Introduction
- Public cloud providers are companies that offer pay-as-you-go computing resources and services over the internet to multiple users or organizations.
- Terraform is an open-source tool to provision and delete computing infrastructure.
- Kubernetes is an open-source system for automating deployment, scaling, and management of containerized applications and their associated workflows across clusters of hosts.
- Argo Workflows is an open-source tool for orchestrating sequential and parallel jobs on Kubernetes.
Persistent storage
- Google Cloud Storage bucket can be used to store the output files.
- The storage cost depends on the volume stored and the duration of storage, and for this type of processing is very small.

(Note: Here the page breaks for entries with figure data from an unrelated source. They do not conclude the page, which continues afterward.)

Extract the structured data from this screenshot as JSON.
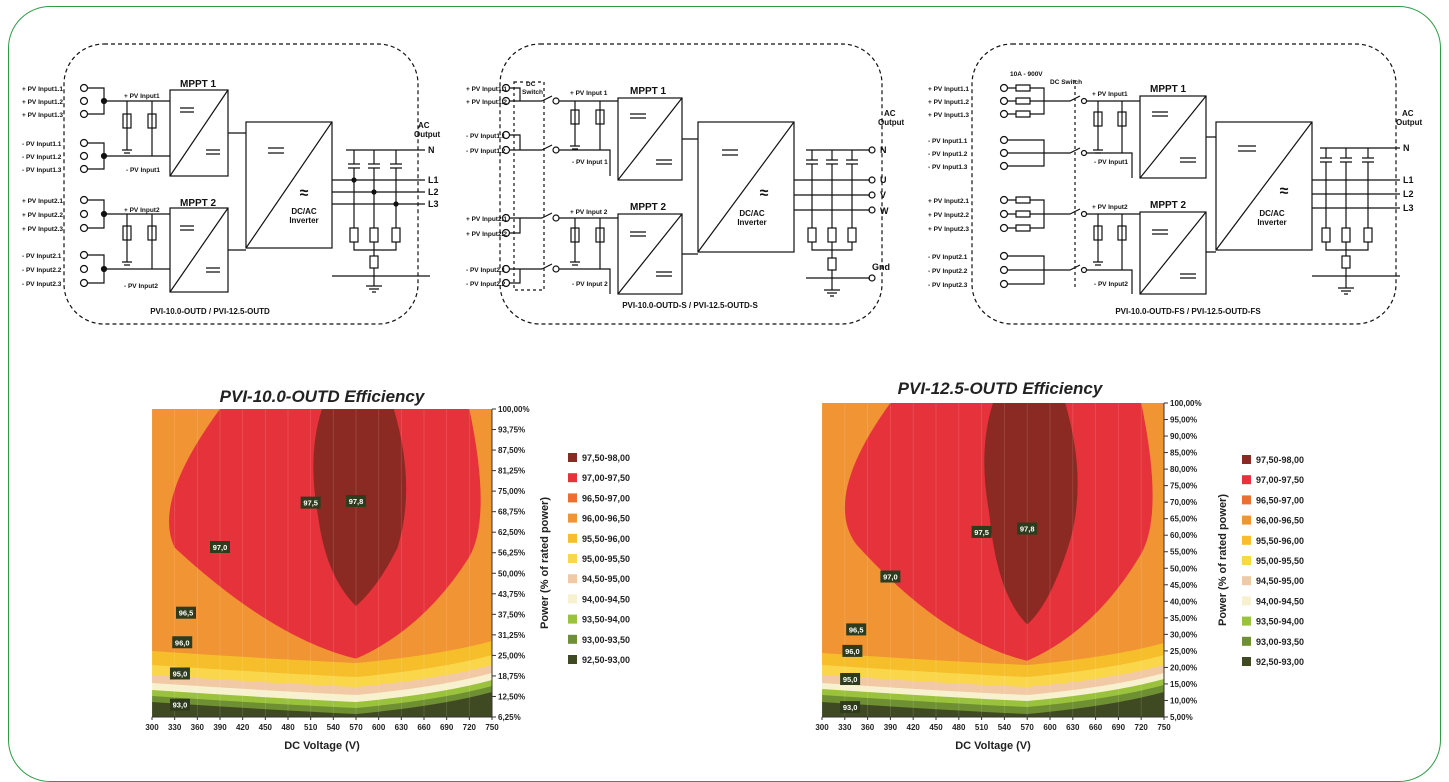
{
  "schematics": [
    {
      "caption": "PVI-10.0-OUTD / PVI-12.5-OUTD",
      "inputs": [
        "+ PV Input1.1",
        "+ PV Input1.2",
        "+ PV Input1.3",
        "- PV Input1.1",
        "- PV Input1.2",
        "- PV Input1.3",
        "+ PV Input2.1",
        "+ PV Input2.2",
        "+ PV Input2.3",
        "- PV Input2.1",
        "- PV Input2.2",
        "- PV Input2.3"
      ],
      "bus_labels": [
        "+ PV Input1",
        "- PV Input1",
        "+ PV Input2",
        "- PV Input2"
      ],
      "mppt": [
        "MPPT 1",
        "MPPT 2"
      ],
      "inverter": [
        "DC/AC",
        "Inverter"
      ],
      "ac_output": [
        "AC",
        "Output"
      ],
      "terminals": [
        "N",
        "L1",
        "L2",
        "L3"
      ]
    },
    {
      "caption": "PVI-10.0-OUTD-S / PVI-12.5-OUTD-S",
      "inputs": [
        "+ PV Input1.1",
        "+ PV Input1.2",
        "- PV Input1.1",
        "- PV Input1.2",
        "+ PV Input2.1",
        "+ PV Input2.2",
        "- PV Input2.1",
        "- PV Input2.2"
      ],
      "switch_label": [
        "DC",
        "Switch"
      ],
      "bus_labels": [
        "+ PV Input 1",
        "- PV Input 1",
        "+ PV Input 2",
        "- PV Input 2"
      ],
      "mppt": [
        "MPPT 1",
        "MPPT 2"
      ],
      "inverter": [
        "DC/AC",
        "Inverter"
      ],
      "ac_output": [
        "AC",
        "Output"
      ],
      "terminals": [
        "N",
        "U",
        "V",
        "W",
        "Gnd"
      ]
    },
    {
      "caption": "PVI-10.0-OUTD-FS / PVI-12.5-OUTD-FS",
      "inputs": [
        "+ PV Input1.1",
        "+ PV Input1.2",
        "+ PV Input1.3",
        "- PV Input1.1",
        "- PV Input1.2",
        "- PV Input1.3",
        "+ PV Input2.1",
        "+ PV Input2.2",
        "+ PV Input2.3",
        "- PV Input2.1",
        "- PV Input2.2",
        "- PV Input2.3"
      ],
      "fuse_label": "10A - 900V",
      "switch_label": "DC Switch",
      "bus_labels": [
        "+ PV Input1",
        "- PV Input1",
        "+ PV Input2",
        "- PV Input2"
      ],
      "mppt": [
        "MPPT 1",
        "MPPT 2"
      ],
      "inverter": [
        "DC/AC",
        "Inverter"
      ],
      "ac_output": [
        "AC",
        "Output"
      ],
      "terminals": [
        "N",
        "L1",
        "L2",
        "L3"
      ]
    }
  ],
  "legend": [
    {
      "label": "97,50-98,00",
      "color": "#8b2a22"
    },
    {
      "label": "97,00-97,50",
      "color": "#e6323a"
    },
    {
      "label": "96,50-97,00",
      "color": "#ec6e31"
    },
    {
      "label": "96,00-96,50",
      "color": "#f09434"
    },
    {
      "label": "95,50-96,00",
      "color": "#f5be2a"
    },
    {
      "label": "95,00-95,50",
      "color": "#fad64a"
    },
    {
      "label": "94,50-95,00",
      "color": "#f2c9a5"
    },
    {
      "label": "94,00-94,50",
      "color": "#f8f1cf"
    },
    {
      "label": "93,50-94,00",
      "color": "#9bc23c"
    },
    {
      "label": "93,00-93,50",
      "color": "#6f8f33"
    },
    {
      "label": "92,50-93,00",
      "color": "#3f4a22"
    }
  ],
  "chart_data": [
    {
      "type": "heatmap",
      "title": "PVI-10.0-OUTD Efficiency",
      "xlabel": "DC Voltage (V)",
      "ylabel": "Power (% of rated power)",
      "x_ticks": [
        "300",
        "330",
        "360",
        "390",
        "420",
        "450",
        "480",
        "510",
        "540",
        "570",
        "600",
        "630",
        "660",
        "690",
        "720",
        "750"
      ],
      "y_ticks": [
        "100,00%",
        "93,75%",
        "87,50%",
        "81,25%",
        "75,00%",
        "68,75%",
        "62,50%",
        "56,25%",
        "50,00%",
        "43,75%",
        "37,50%",
        "31,25%",
        "25,00%",
        "18,75%",
        "12,50%",
        "6,25%"
      ],
      "xlim": [
        300,
        750
      ],
      "ylim": [
        6.25,
        100
      ],
      "contour_labels": [
        {
          "text": "97,8",
          "x": 570,
          "y": 72
        },
        {
          "text": "97,5",
          "x": 510,
          "y": 71.5
        },
        {
          "text": "97,0",
          "x": 390,
          "y": 58
        },
        {
          "text": "96,5",
          "x": 345,
          "y": 38
        },
        {
          "text": "96,0",
          "x": 340,
          "y": 29
        },
        {
          "text": "95,0",
          "x": 337,
          "y": 19.5
        },
        {
          "text": "93,0",
          "x": 337,
          "y": 10
        }
      ]
    },
    {
      "type": "heatmap",
      "title": "PVI-12.5-OUTD Efficiency",
      "xlabel": "DC Voltage (V)",
      "ylabel": "Power (% of rated power)",
      "x_ticks": [
        "300",
        "330",
        "360",
        "390",
        "420",
        "450",
        "480",
        "510",
        "540",
        "570",
        "600",
        "630",
        "660",
        "690",
        "720",
        "750"
      ],
      "y_ticks": [
        "100,00%",
        "95,00%",
        "90,00%",
        "85,00%",
        "80,00%",
        "75,00%",
        "70,00%",
        "65,00%",
        "60,00%",
        "55,00%",
        "50,00%",
        "45,00%",
        "40,00%",
        "35,00%",
        "30,00%",
        "25,00%",
        "20,00%",
        "15,00%",
        "10,00%",
        "5,00%"
      ],
      "xlim": [
        300,
        750
      ],
      "ylim": [
        5,
        100
      ],
      "contour_labels": [
        {
          "text": "97,8",
          "x": 570,
          "y": 62
        },
        {
          "text": "97,5",
          "x": 510,
          "y": 61
        },
        {
          "text": "97,0",
          "x": 390,
          "y": 47.5
        },
        {
          "text": "96,5",
          "x": 345,
          "y": 31.5
        },
        {
          "text": "96,0",
          "x": 340,
          "y": 25
        },
        {
          "text": "95,0",
          "x": 337,
          "y": 16.5
        },
        {
          "text": "93,0",
          "x": 337,
          "y": 8
        }
      ]
    }
  ]
}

- The download of big output files from the bucket can be costly.
Disk image
- A secondary boot disk with the container image preloaded can speed up the workflow start.
Kubernetes cluster
- Kubernetes clusters can be created with Terraform scripts.
-
kubectl
is the tool to interact with the cluster.
Set up workflow
- Once the cluster is up, you will first deploy the Argo Workflows
services using
kubectl
. - You will submit and monitor the workflow with
argo
. - You can see the output in the bucket with
gcloud
commands or on Google Cloud Console Web UI.
Scale up
- The resource request should be set so that one job runs in one vCPU.
- Basic kubectl command
kubetcl top pods
can be used to inspect the resource consumption during a test job. - The optimal number of nodes in a cluster depends on the number of files in the dataset, and it should be chosen so that each job has the same number of files.
- A large cluster running for a short time was found to be the most convenient.
- Autoscaling can reduce the cost as it shuts down and deletes the nodes when all jobs on the node have finished.
Discussion
- Technically, deploying the resources, setting up the workflow and running the processing on Google Cloud Platform was very smooth.
- Final testing on a new Google Cloud account revealed problems with resource quota increase requests, i.e. the willingness of Google support to help small customers.